First, when one is interested in how individual differences in working memory are related to other constructs, like reasoning, it is advisable to represent working memory broadly with a heterogeneous selection of tasks drawn from different paradigms and using different content material, and to conduct analyses at the latent factor level with structural equation models (cf. Oberauer et al., 2008; Shelton et al., 2010; Wilhelm et al., 2013). As demonstrated by Little et al. (1999), capturing the centroid of a construct is more likely to be achieved by using indicators that differ on construct-irrelevant task attributes—even if this implies that they do not correlate highly with each other—than with indicators that are very similar, and therefore correlate highly, but cover only a relatively small sub-space of the space that fully defines the construct.

We checked whether this is the case in our data by running a permutation analysis, in which all 84 possible combinations of three working memory tasks selected from our battery of nine tasks were used to build a latent working memory factor with a given set of three selected tasks as indicators, which was then correlated with the latent factor of reasoning. We found that there was a negative correlation (r = –0.38 for younger and r = –0.35 for older adults; if restricted to models with good model fit as indicated by a RMSEA < 0.08: r = –0.43 for younger and r = –0.49 for older adults) between the estimate of the latent correlation of working memory and reasoning (range 0.46–1.02 for younger and 0.38–1.03 for older adults) and the average correlation among the three tasks (range 0.22–0.55 for younger and 0.26–0.56 for older adults).
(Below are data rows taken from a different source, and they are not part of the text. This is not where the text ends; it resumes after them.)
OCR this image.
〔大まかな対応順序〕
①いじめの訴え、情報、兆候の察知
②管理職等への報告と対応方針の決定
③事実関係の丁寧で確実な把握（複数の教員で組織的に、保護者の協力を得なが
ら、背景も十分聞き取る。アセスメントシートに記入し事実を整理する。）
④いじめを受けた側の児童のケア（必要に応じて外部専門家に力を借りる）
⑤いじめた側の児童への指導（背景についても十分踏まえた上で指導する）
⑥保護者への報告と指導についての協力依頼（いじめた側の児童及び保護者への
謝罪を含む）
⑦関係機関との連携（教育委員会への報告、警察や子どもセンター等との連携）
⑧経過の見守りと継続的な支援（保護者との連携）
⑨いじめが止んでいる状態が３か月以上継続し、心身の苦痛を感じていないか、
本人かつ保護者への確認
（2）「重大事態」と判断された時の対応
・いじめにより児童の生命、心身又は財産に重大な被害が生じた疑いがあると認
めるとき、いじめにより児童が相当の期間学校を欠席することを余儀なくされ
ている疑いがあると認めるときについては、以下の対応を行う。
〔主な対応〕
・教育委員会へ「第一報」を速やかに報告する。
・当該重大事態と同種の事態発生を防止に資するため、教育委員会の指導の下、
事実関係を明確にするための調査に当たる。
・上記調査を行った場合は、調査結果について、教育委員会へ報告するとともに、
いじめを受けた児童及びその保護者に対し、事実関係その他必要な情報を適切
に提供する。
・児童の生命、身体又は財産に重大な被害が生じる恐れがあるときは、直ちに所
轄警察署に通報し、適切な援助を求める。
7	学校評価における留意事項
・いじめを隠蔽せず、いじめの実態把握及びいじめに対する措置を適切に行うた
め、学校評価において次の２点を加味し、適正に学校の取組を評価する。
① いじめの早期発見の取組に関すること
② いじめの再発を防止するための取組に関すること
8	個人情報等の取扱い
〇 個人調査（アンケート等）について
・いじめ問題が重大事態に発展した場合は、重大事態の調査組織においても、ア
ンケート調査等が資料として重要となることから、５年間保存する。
Given that the reliability of all tasks was relatively high, this means that the construct of working memory, when validated with its correlation to reasoning, was represented the better the more heterogeneous the selection of tasks was. In other words, selecting three tasks that are heterogeneous in terms of paradigm and content, and therefore only have relatively small correlations with each other, makes for a latent factor that correlates more highly with reasoning, and therefore better represents working memory, than latent factors based on a more homogenous selections of tasks.
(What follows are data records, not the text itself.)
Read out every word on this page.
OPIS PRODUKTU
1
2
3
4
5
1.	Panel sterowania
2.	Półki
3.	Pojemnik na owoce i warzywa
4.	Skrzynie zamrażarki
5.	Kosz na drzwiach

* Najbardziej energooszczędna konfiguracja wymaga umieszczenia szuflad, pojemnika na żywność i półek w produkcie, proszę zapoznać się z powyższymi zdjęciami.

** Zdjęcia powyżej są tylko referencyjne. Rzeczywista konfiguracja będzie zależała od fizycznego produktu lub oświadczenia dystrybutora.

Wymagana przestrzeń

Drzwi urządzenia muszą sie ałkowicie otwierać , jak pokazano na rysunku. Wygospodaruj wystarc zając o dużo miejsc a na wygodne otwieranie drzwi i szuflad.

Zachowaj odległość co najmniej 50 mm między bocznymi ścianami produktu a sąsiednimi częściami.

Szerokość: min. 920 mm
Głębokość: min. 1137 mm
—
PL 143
Second, if one is interested in assessing working memory performance in specific individuals, latent factor approaches are less useful, but the same general arguments apply. Because individual differences in performance on any single working memory task are dominated by paradigm- and content-specific sources of variance, it is preferable to measure performance with a heterogeneous battery of tasks and use average performance (or some factor score estimate) as an indicator of working memory capacity. Depending on the population the individuals belong to (e.g., children, younger adults, older adults), different (combinations of) tasks might be preferable.

Third, if one is interested in investigating the mechanisms of working memory by applying experimental manipulations, formal mathematical models, and neuroscience methods, one typically has to choose a particular paradigm. This choice may be determined by theoretical as well as pragmatic reasons. Certain tasks might be picked because they are particularly well suited to investigate mechanisms such as switching the focus of attention, inhibiting no-more-relevant information, or interference due to cross-talk between elements in working memory. Other tasks might be given preference because they allow trial-based analyses in fMRI investigations or are easily explained to children. What we would like to caution against, however, is to equate a certain paradigm with the construct it is supposed to measure. Developing increasingly refined models to explain the processes of a particular paradigm carries the danger of ending up modeling task-specific aspects that are of limited relevance for understanding the theoretical construct of interest (cf. Salthouse, 1985). Cognitive psychology would profit a lot if researchers were attempting to test their theories not only on their preferred paradigms but in the entire domain of tasks that define a construct.

Conflict of Interest Statement

The authors declare that the research was conducted in the absence of any commercial or financial relationships that could be construed as a potential conflict of interest.